Донцы и князь последовали примеру Аники.
«Куда ты, воевода, — спросил с усмешкой сам себя опричник, входя в студеную воду Наровы. — Как увидел бы тебя сейчас государь, или князь Курбский, то-то смеху бы вышло и позору на седины».
Ноги ушли в ил, за щиколотки, словно пальцы кикимор, стали цепляться водоросли. Наконец вода достигла пояса, и прихватило дух.
Первым поплыл к острову Аника, юрко, словно выдра, сторонясь лунной дорожки. Следом устремились донцы и Басманов. Благо, плыть надо было совсем недалеко. Впрочем, когда достигли осклизлых досок, заменявших причал, возле которых моталась привязанная лодочка, ни у кого зуб на зуб не попадал.
Аника скользнул наверх, первым делом заглянув в челн — не лежит ли кто на дне. Потом осторожно прислонился к бревенчатой стене и прокрался к двери лачуги.
Басманов с огромным трудом выбрался, помянув про себя и возраст свой, и холодное предвоенное лето, и кузькину мать. Хорошо еще шума лишнего не наделал.
Донцы, неслышные, словно тени, оказались с двух сторон от князя.
Изнутри доносилась гортанная германская речь. Голос женский, резкий и неприятный, а вторил ему мужской.
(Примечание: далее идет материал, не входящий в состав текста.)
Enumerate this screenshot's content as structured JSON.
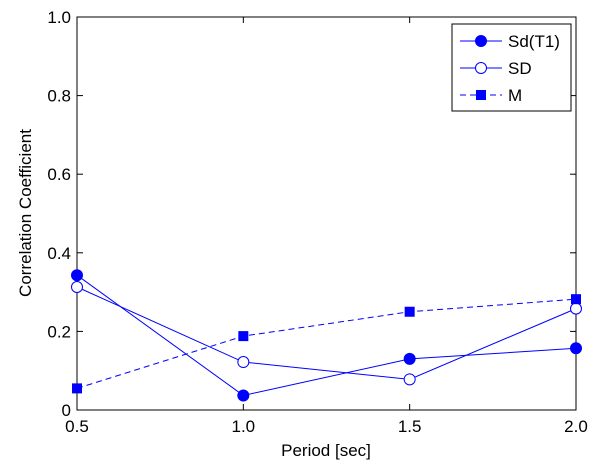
{
  "chart_data": {
    "type": "line",
    "xlabel": "Period [sec]",
    "ylabel": "Correlation Coefficient",
    "xlim": [
      0.5,
      2.0
    ],
    "ylim": [
      0,
      1.0
    ],
    "xticks": [
      "0.5",
      "1.0",
      "1.5",
      "2.0"
    ],
    "yticks": [
      "0",
      "0.2",
      "0.4",
      "0.6",
      "0.8",
      "1.0"
    ],
    "grid": false,
    "legend_position": "top-right",
    "line_color": "#0000ff",
    "x": [
      0.5,
      1.0,
      1.5,
      2.0
    ],
    "series": [
      {
        "name": "Sd(T1)",
        "values": [
          0.343,
          0.037,
          0.13,
          0.157
        ],
        "marker": "filled-circle",
        "line": "solid"
      },
      {
        "name": "SD",
        "values": [
          0.313,
          0.122,
          0.078,
          0.258
        ],
        "marker": "open-circle",
        "line": "solid"
      },
      {
        "name": "M",
        "values": [
          0.055,
          0.188,
          0.25,
          0.282
        ],
        "marker": "filled-square",
        "line": "dashed"
      }
    ]
  }
}
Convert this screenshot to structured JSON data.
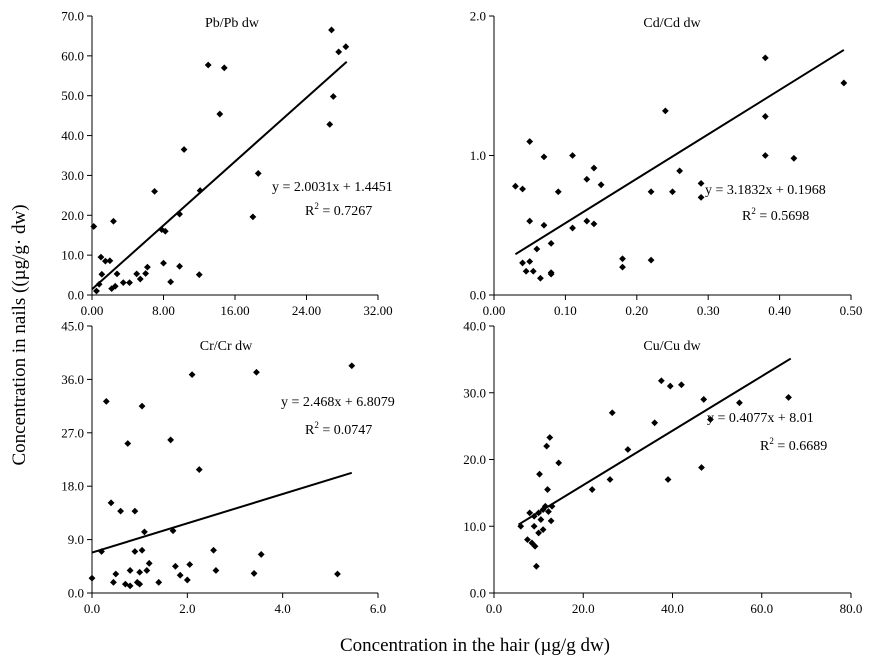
{
  "figure": {
    "y_axis_title": "Concentration in nails ((µg/g· dw)",
    "x_axis_title": "Concentration in the hair (µg/g dw)"
  },
  "chart_data": [
    {
      "type": "scatter",
      "title": "Pb/Pb dw",
      "equation": "y = 2.0031x + 1.4451",
      "r2_prefix": "R",
      "r2_suffix": " = 0.7267",
      "xlim": [
        0,
        32
      ],
      "ylim": [
        0,
        70
      ],
      "x_ticks": [
        "0.00",
        "8.00",
        "16.00",
        "24.00",
        "32.00"
      ],
      "y_ticks": [
        "0.0",
        "10.0",
        "20.0",
        "30.0",
        "40.0",
        "50.0",
        "60.0",
        "70.0"
      ],
      "trendline": {
        "slope": 2.0031,
        "intercept": 1.4451,
        "x_range": [
          0,
          28.5
        ]
      },
      "points": [
        [
          0.2,
          17.2
        ],
        [
          0.5,
          1
        ],
        [
          0.8,
          2.7
        ],
        [
          1,
          9.5
        ],
        [
          1.1,
          5.2
        ],
        [
          1.5,
          8.5
        ],
        [
          2,
          8.6
        ],
        [
          2.2,
          1.6
        ],
        [
          2.4,
          18.5
        ],
        [
          2.6,
          2.2
        ],
        [
          2.8,
          5.3
        ],
        [
          3.5,
          3.1
        ],
        [
          4.2,
          3.1
        ],
        [
          5,
          5.3
        ],
        [
          5.4,
          4
        ],
        [
          6,
          5.4
        ],
        [
          6.2,
          7
        ],
        [
          7,
          26
        ],
        [
          7.8,
          16.4
        ],
        [
          8,
          8
        ],
        [
          8.2,
          16
        ],
        [
          8.8,
          3.3
        ],
        [
          9.8,
          20.3
        ],
        [
          9.8,
          7.2
        ],
        [
          10.3,
          36.5
        ],
        [
          12,
          5.1
        ],
        [
          12.1,
          26.2
        ],
        [
          13,
          57.7
        ],
        [
          14.3,
          45.4
        ],
        [
          14.8,
          57
        ],
        [
          18,
          19.6
        ],
        [
          18.6,
          30.5
        ],
        [
          26.6,
          42.8
        ],
        [
          26.8,
          66.5
        ],
        [
          27,
          49.8
        ],
        [
          27.6,
          61
        ],
        [
          28.4,
          62.3
        ]
      ]
    },
    {
      "type": "scatter",
      "title": "Cd/Cd dw",
      "equation": "y = 3.1832x + 0.1968",
      "r2_prefix": "R",
      "r2_suffix": " = 0.5698",
      "xlim": [
        0,
        0.5
      ],
      "ylim": [
        0,
        2
      ],
      "x_ticks": [
        "0.00",
        "0.10",
        "0.20",
        "0.30",
        "0.40",
        "0.50"
      ],
      "y_ticks": [
        "0.0",
        "1.0",
        "2.0"
      ],
      "trendline": {
        "slope": 3.1832,
        "intercept": 0.1968,
        "x_range": [
          0.03,
          0.49
        ]
      },
      "points": [
        [
          0.03,
          0.78
        ],
        [
          0.04,
          0.76
        ],
        [
          0.04,
          0.23
        ],
        [
          0.045,
          0.17
        ],
        [
          0.05,
          1.1
        ],
        [
          0.05,
          0.53
        ],
        [
          0.05,
          0.24
        ],
        [
          0.055,
          0.17
        ],
        [
          0.06,
          0.33
        ],
        [
          0.065,
          0.12
        ],
        [
          0.07,
          0.99
        ],
        [
          0.07,
          0.5
        ],
        [
          0.08,
          0.37
        ],
        [
          0.08,
          0.16
        ],
        [
          0.08,
          0.15
        ],
        [
          0.09,
          0.74
        ],
        [
          0.11,
          1
        ],
        [
          0.11,
          0.48
        ],
        [
          0.13,
          0.83
        ],
        [
          0.13,
          0.53
        ],
        [
          0.14,
          0.91
        ],
        [
          0.14,
          0.51
        ],
        [
          0.15,
          0.79
        ],
        [
          0.18,
          0.26
        ],
        [
          0.18,
          0.2
        ],
        [
          0.22,
          0.74
        ],
        [
          0.22,
          0.25
        ],
        [
          0.24,
          1.32
        ],
        [
          0.25,
          0.74
        ],
        [
          0.26,
          0.89
        ],
        [
          0.29,
          0.8
        ],
        [
          0.29,
          0.7
        ],
        [
          0.38,
          1.7
        ],
        [
          0.38,
          1.28
        ],
        [
          0.38,
          1
        ],
        [
          0.42,
          0.98
        ],
        [
          0.49,
          1.52
        ]
      ]
    },
    {
      "type": "scatter",
      "title": "Cr/Cr dw",
      "equation": "y = 2.468x + 6.8079",
      "r2_prefix": "R",
      "r2_suffix": " = 0.0747",
      "xlim": [
        0,
        6
      ],
      "ylim": [
        0,
        45
      ],
      "x_ticks": [
        "0.0",
        "2.0",
        "4.0",
        "6.0"
      ],
      "y_ticks": [
        "0.0",
        "9.0",
        "18.0",
        "27.0",
        "36.0",
        "45.0"
      ],
      "trendline": {
        "slope": 2.468,
        "intercept": 6.8079,
        "x_range": [
          0,
          5.45
        ]
      },
      "points": [
        [
          0,
          2.5
        ],
        [
          0.2,
          7
        ],
        [
          0.3,
          32.3
        ],
        [
          0.4,
          15.2
        ],
        [
          0.45,
          1.8
        ],
        [
          0.5,
          3.2
        ],
        [
          0.6,
          13.8
        ],
        [
          0.7,
          1.5
        ],
        [
          0.75,
          25.2
        ],
        [
          0.8,
          1.2
        ],
        [
          0.8,
          3.8
        ],
        [
          0.9,
          13.8
        ],
        [
          0.9,
          7
        ],
        [
          0.95,
          1.8
        ],
        [
          1,
          3.5
        ],
        [
          1,
          1.5
        ],
        [
          1.05,
          31.5
        ],
        [
          1.05,
          7.2
        ],
        [
          1.1,
          10.3
        ],
        [
          1.15,
          3.8
        ],
        [
          1.2,
          5
        ],
        [
          1.4,
          1.8
        ],
        [
          1.65,
          25.8
        ],
        [
          1.7,
          10.5
        ],
        [
          1.75,
          4.5
        ],
        [
          1.85,
          3
        ],
        [
          2,
          2.2
        ],
        [
          2.05,
          4.8
        ],
        [
          2.1,
          36.8
        ],
        [
          2.25,
          20.8
        ],
        [
          2.55,
          7.2
        ],
        [
          2.6,
          3.8
        ],
        [
          3.4,
          3.3
        ],
        [
          3.45,
          37.2
        ],
        [
          3.55,
          6.5
        ],
        [
          5.15,
          3.2
        ],
        [
          5.45,
          38.3
        ]
      ]
    },
    {
      "type": "scatter",
      "title": "Cu/Cu dw",
      "equation": "y = 0.4077x + 8.01",
      "r2_prefix": "R",
      "r2_suffix": " = 0.6689",
      "xlim": [
        0,
        80
      ],
      "ylim": [
        0,
        40
      ],
      "x_ticks": [
        "0.0",
        "20.0",
        "40.0",
        "60.0",
        "80.0"
      ],
      "y_ticks": [
        "0.0",
        "10.0",
        "20.0",
        "30.0",
        "40.0"
      ],
      "trendline": {
        "slope": 0.4077,
        "intercept": 8.01,
        "x_range": [
          5.5,
          66.5
        ]
      },
      "points": [
        [
          6,
          10
        ],
        [
          7.5,
          8
        ],
        [
          8,
          12
        ],
        [
          8.5,
          7.5
        ],
        [
          9,
          10
        ],
        [
          9,
          11.5
        ],
        [
          9.2,
          7
        ],
        [
          9.5,
          4
        ],
        [
          10,
          12
        ],
        [
          10,
          9
        ],
        [
          10.2,
          17.8
        ],
        [
          10.5,
          11
        ],
        [
          11,
          9.5
        ],
        [
          11,
          12.5
        ],
        [
          11.5,
          13
        ],
        [
          11.8,
          22
        ],
        [
          12,
          15.5
        ],
        [
          12.2,
          12.2
        ],
        [
          12.5,
          23.3
        ],
        [
          12.8,
          10.8
        ],
        [
          13,
          13
        ],
        [
          14.5,
          19.5
        ],
        [
          22,
          15.5
        ],
        [
          26,
          17
        ],
        [
          26.5,
          27
        ],
        [
          30,
          21.5
        ],
        [
          36,
          25.5
        ],
        [
          37.5,
          31.8
        ],
        [
          39,
          17
        ],
        [
          39.5,
          31
        ],
        [
          42,
          31.2
        ],
        [
          46.5,
          18.8
        ],
        [
          47,
          29
        ],
        [
          48.5,
          26
        ],
        [
          55,
          28.5
        ],
        [
          66,
          29.3
        ]
      ]
    }
  ]
}
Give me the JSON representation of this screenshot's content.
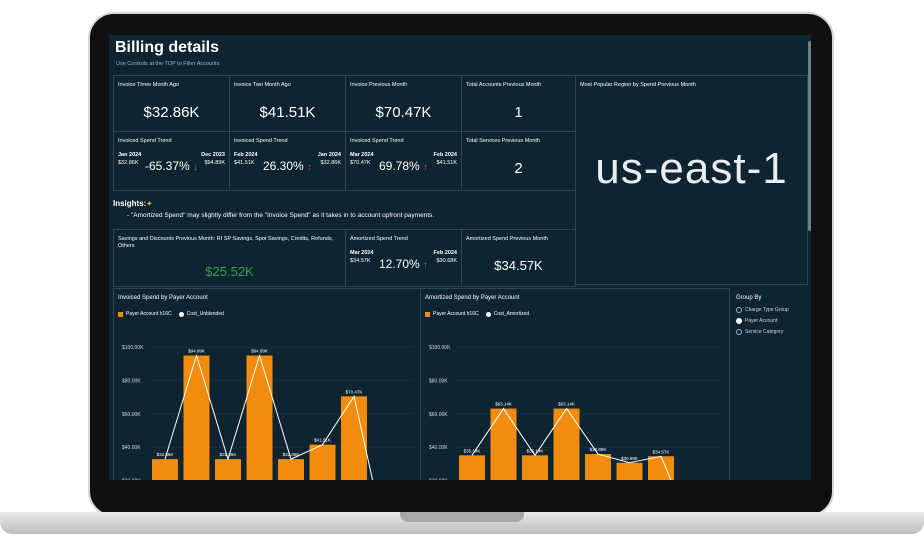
{
  "header": {
    "title": "Billing details",
    "subtitle": "Use Controls at the TOP to Filter Accounts"
  },
  "kpis": {
    "three_month_label": "Invoice Three Month Ago",
    "three_month_value": "$32.86K",
    "two_month_label": "Invoice Two Month Ago",
    "two_month_value": "$41.51K",
    "prev_month_label": "Invoice Previous Month",
    "prev_month_value": "$70.47K",
    "accounts_label": "Total Accounts Previous Month",
    "accounts_value": "1",
    "region_label": "Most Popular Region by Spend Previous Month",
    "region_value": "us-east-1",
    "services_label": "Total Services Previous Month",
    "services_value": "2",
    "savings_label": "Savings and Discounts Previous Month: RI SP Savings, Spot Savings, Credits, Refunds, Others",
    "savings_value": "$25.52K",
    "amortized_prev_label": "Amortized Spend Previous Month",
    "amortized_prev_value": "$34.57K"
  },
  "trends": [
    {
      "label": "Invoiced Spend Trend",
      "left_date": "Jan 2024",
      "left_val": "$32.86K",
      "pct": "-65.37%",
      "dir": "down",
      "right_date": "Dec 2023",
      "right_val": "$94.89K"
    },
    {
      "label": "Invoiced Spend Trend",
      "left_date": "Feb 2024",
      "left_val": "$41.51K",
      "pct": "26.30%",
      "dir": "up",
      "right_date": "Jan 2024",
      "right_val": "$32.86K"
    },
    {
      "label": "Invoiced Spend Trend",
      "left_date": "Mar 2024",
      "left_val": "$70.47K",
      "pct": "69.78%",
      "dir": "up",
      "right_date": "Feb 2024",
      "right_val": "$41.51K"
    },
    {
      "label": "Amortized Spend Trend",
      "left_date": "Mar 2024",
      "left_val": "$34.57K",
      "pct": "12.70%",
      "dir": "up-green",
      "right_date": "Feb 2024",
      "right_val": "$30.68K"
    }
  ],
  "insights": {
    "heading": "Insights:",
    "text": "- \"Amortized Spend\" may slightly differ from the \"Invoice Spend\" as it takes in to account upfront payments."
  },
  "group_by": {
    "heading": "Group By",
    "options": [
      "Charge Type Group",
      "Payer Account",
      "Service Category"
    ],
    "selected": "Payer Account"
  },
  "colors": {
    "bar": "#f28c0f",
    "line": "#ffffff",
    "background": "#0e2430",
    "accent_green": "#2ea44f",
    "accent_red": "#e4572e"
  },
  "chart_data": [
    {
      "type": "bar",
      "title": "Invoiced Spend by Payer Account",
      "legend": [
        "Payer Account h16C",
        "Cost_Unblended"
      ],
      "y_ticks": [
        "$100.00K",
        "$80.00K",
        "$60.00K",
        "$40.00K",
        "$20.00K"
      ],
      "ylim": [
        0,
        100
      ],
      "values": [
        32.86,
        94.89,
        32.86,
        94.89,
        32.86,
        41.51,
        70.47
      ],
      "labels": [
        "$32.86K",
        "$94.89K",
        "$32.86K",
        "$94.89K",
        "$32.86K",
        "$41.51K",
        "$70.47K"
      ]
    },
    {
      "type": "bar",
      "title": "Amortized Spend by Payer Account",
      "legend": [
        "Payer Account h16C",
        "Cost_Amortized"
      ],
      "y_ticks": [
        "$100.00K",
        "$80.00K",
        "$60.00K",
        "$40.00K",
        "$20.00K"
      ],
      "ylim": [
        0,
        100
      ],
      "values": [
        35.14,
        63.14,
        35.14,
        63.14,
        35.89,
        30.68,
        34.57
      ],
      "labels": [
        "$35.14K",
        "$63.14K",
        "$35.14K",
        "$63.14K",
        "$35.89K",
        "$30.68K",
        "$34.57K"
      ]
    }
  ]
}
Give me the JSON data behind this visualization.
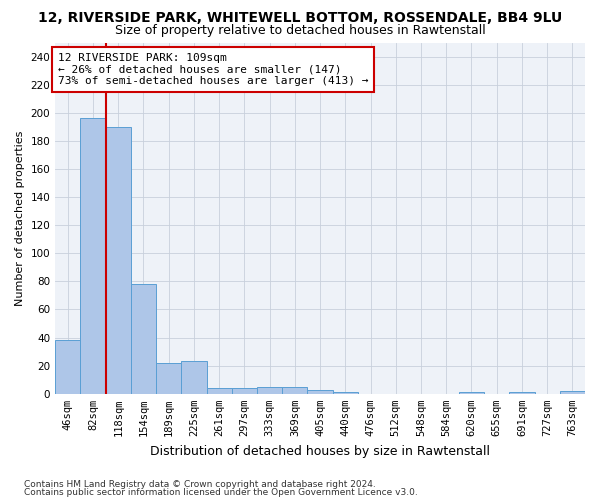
{
  "title1": "12, RIVERSIDE PARK, WHITEWELL BOTTOM, ROSSENDALE, BB4 9LU",
  "title2": "Size of property relative to detached houses in Rawtenstall",
  "xlabel": "Distribution of detached houses by size in Rawtenstall",
  "ylabel": "Number of detached properties",
  "bar_labels": [
    "46sqm",
    "82sqm",
    "118sqm",
    "154sqm",
    "189sqm",
    "225sqm",
    "261sqm",
    "297sqm",
    "333sqm",
    "369sqm",
    "405sqm",
    "440sqm",
    "476sqm",
    "512sqm",
    "548sqm",
    "584sqm",
    "620sqm",
    "655sqm",
    "691sqm",
    "727sqm",
    "763sqm"
  ],
  "bar_values": [
    38,
    196,
    190,
    78,
    22,
    23,
    4,
    4,
    5,
    5,
    3,
    1,
    0,
    0,
    0,
    0,
    1,
    0,
    1,
    0,
    2
  ],
  "bar_color": "#aec6e8",
  "bar_edge_color": "#5a9fd4",
  "vline_x": 1.5,
  "vline_color": "#cc0000",
  "annotation_line1": "12 RIVERSIDE PARK: 109sqm",
  "annotation_line2": "← 26% of detached houses are smaller (147)",
  "annotation_line3": "73% of semi-detached houses are larger (413) →",
  "annotation_box_color": "#ffffff",
  "annotation_box_edge_color": "#cc0000",
  "ylim": [
    0,
    250
  ],
  "yticks": [
    0,
    20,
    40,
    60,
    80,
    100,
    120,
    140,
    160,
    180,
    200,
    220,
    240
  ],
  "footer1": "Contains HM Land Registry data © Crown copyright and database right 2024.",
  "footer2": "Contains public sector information licensed under the Open Government Licence v3.0.",
  "bg_color": "#ffffff",
  "plot_bg_color": "#eef2f8",
  "grid_color": "#c8d0dc",
  "title1_fontsize": 10,
  "title2_fontsize": 9,
  "xlabel_fontsize": 9,
  "ylabel_fontsize": 8,
  "tick_fontsize": 7.5,
  "annotation_fontsize": 8,
  "footer_fontsize": 6.5
}
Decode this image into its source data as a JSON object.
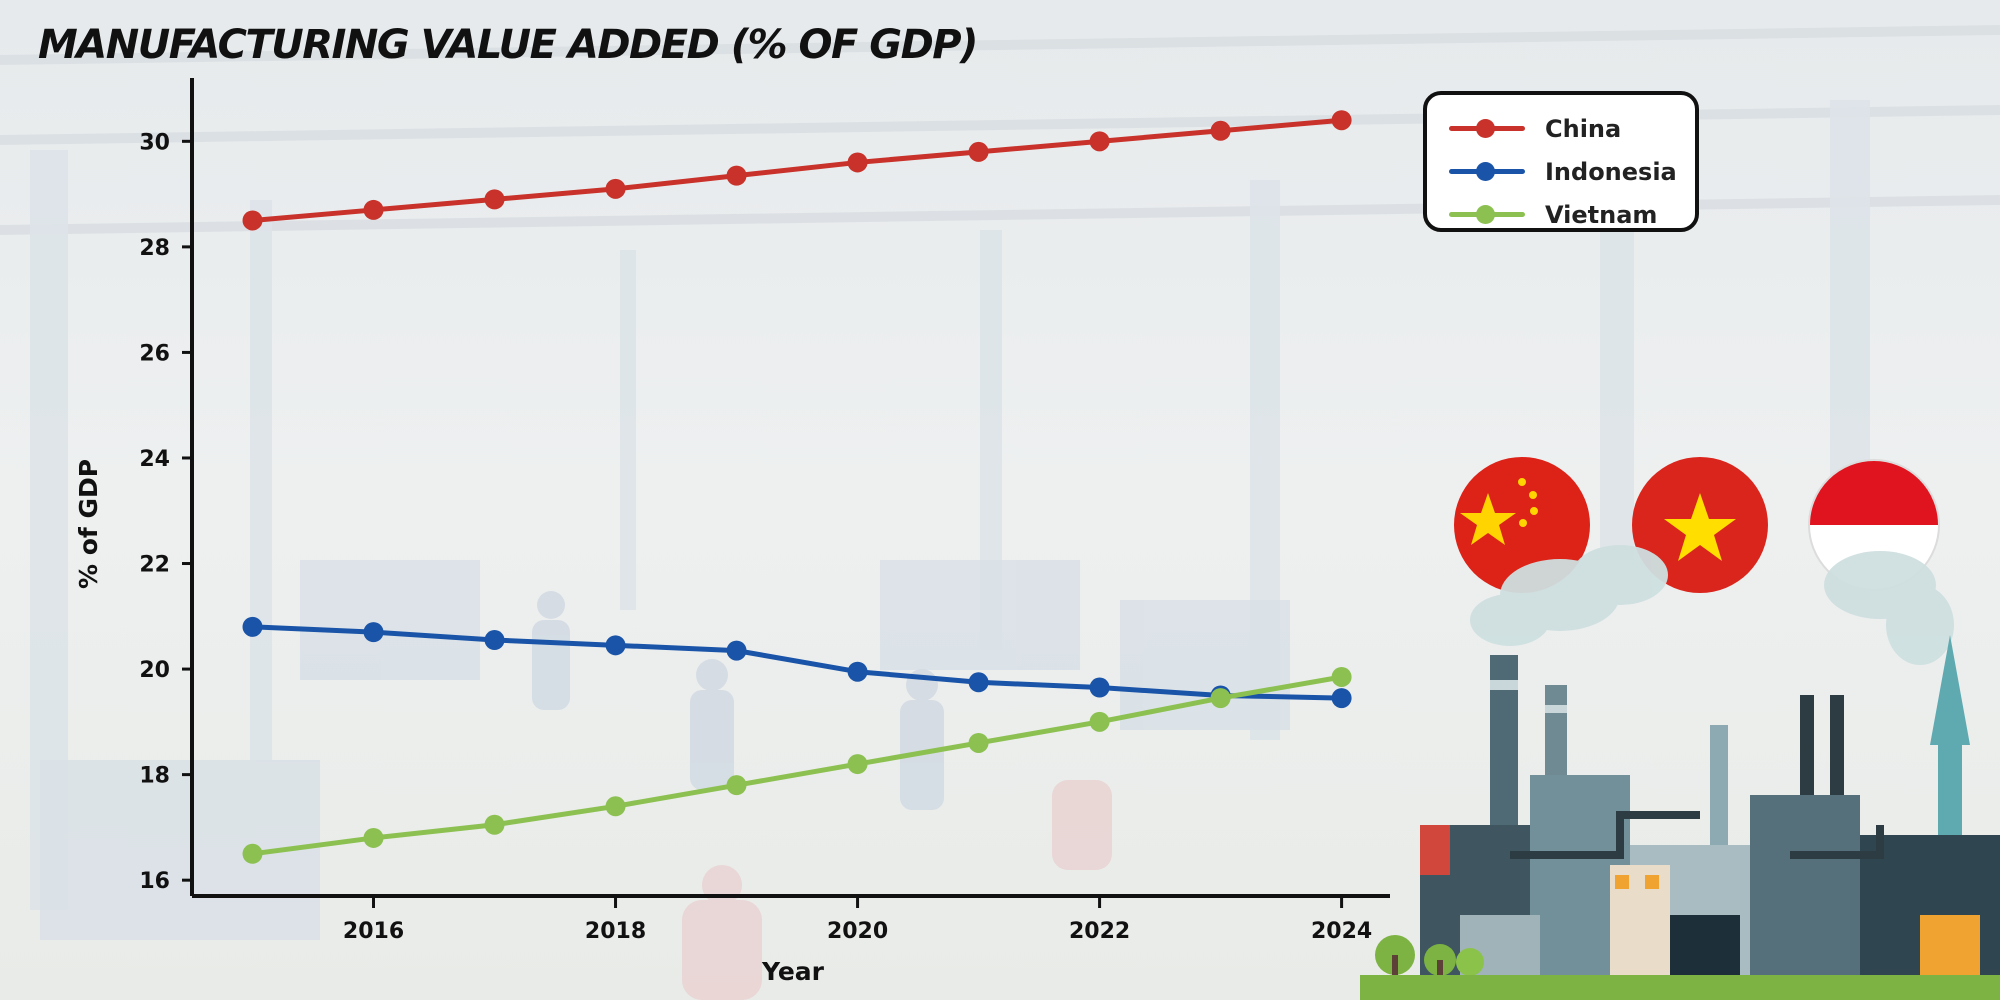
{
  "chart_data": {
    "type": "line",
    "title": "MANUFACTURING VALUE ADDED (% OF GDP)",
    "xlabel": "Year",
    "ylabel": "% of GDP",
    "x": [
      2015,
      2016,
      2017,
      2018,
      2019,
      2020,
      2021,
      2022,
      2023,
      2024
    ],
    "xticks": [
      "2016",
      "2018",
      "2020",
      "2022",
      "2024"
    ],
    "yticks": [
      "16",
      "18",
      "20",
      "22",
      "24",
      "26",
      "28",
      "30"
    ],
    "ylim": [
      15.7,
      31.2
    ],
    "xlim": [
      2014.5,
      2024.4
    ],
    "grid": false,
    "legend_position": "top-right",
    "series": [
      {
        "name": "China",
        "color": "#c8322a",
        "values": [
          28.5,
          28.7,
          28.9,
          29.1,
          29.35,
          29.6,
          29.8,
          30.0,
          30.2,
          30.4
        ]
      },
      {
        "name": "Indonesia",
        "color": "#1a54a8",
        "values": [
          20.8,
          20.7,
          20.55,
          20.45,
          20.35,
          19.95,
          19.75,
          19.65,
          19.5,
          19.45
        ]
      },
      {
        "name": "Vietnam",
        "color": "#8cc152",
        "values": [
          16.5,
          16.8,
          17.05,
          17.4,
          17.8,
          18.2,
          18.6,
          19.0,
          19.45,
          19.85
        ]
      }
    ]
  },
  "illustration": {
    "flags": [
      {
        "country": "China",
        "icon": "china-flag-icon"
      },
      {
        "country": "Vietnam",
        "icon": "vietnam-flag-icon"
      },
      {
        "country": "Indonesia",
        "icon": "indonesia-flag-icon"
      }
    ],
    "scene": "factory-with-smokestacks-icon"
  }
}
Слов не разобрал князь.
Аника, повернувшись от дверей, потянул из-за спины саблю, показав три пальца, обозначив, что есть в халупе и еще один молчаливый враг.
Басманов подобрался, намереваясь вслед за Аникой ворваться внутрь, но его нахально оттеснил плечом старший донец. Князь засопел в гневе, но решил, что сейчас не след норов показывать.
Аника указал второму донцу на окно, потом на лодку. Тот кивком головы показал, что понял, и замер, укутанный тенями, поджидая того, кто попытается скрыться бегством.
Молча рванул новоявленный дружинник незапертую дверь на себя и прыгнул внутрь. Донец, сопя, полез следом.
Басманов услышал гневный женский крик и звон стали. Тут же в окне возник размытый силуэт, и о доски грохнули тяжелые сапоги выпрыгнувшего вон человека. На плечах сообразительного недруга тут же повис готовый к такому обороту казак.
Басманов попытался разобрать в сплетении тел, где чья голова, но не рискнул бить сабельной рукоятью в эту мешанину. Решившись, он ринулся в светлый дверной проем.
Внутри он застал довольно дикую картину.
Тучный мужчина, одетый под простого горожанина, с трудом отбивался фальшионом от наседающего Аники, а в дальнем углу донец пятился под неистовым натиском простоволосой девицы в мужском платье, которая уверенно орудовала кошкодером — излюбленным оружием профессиональных европейских наемников.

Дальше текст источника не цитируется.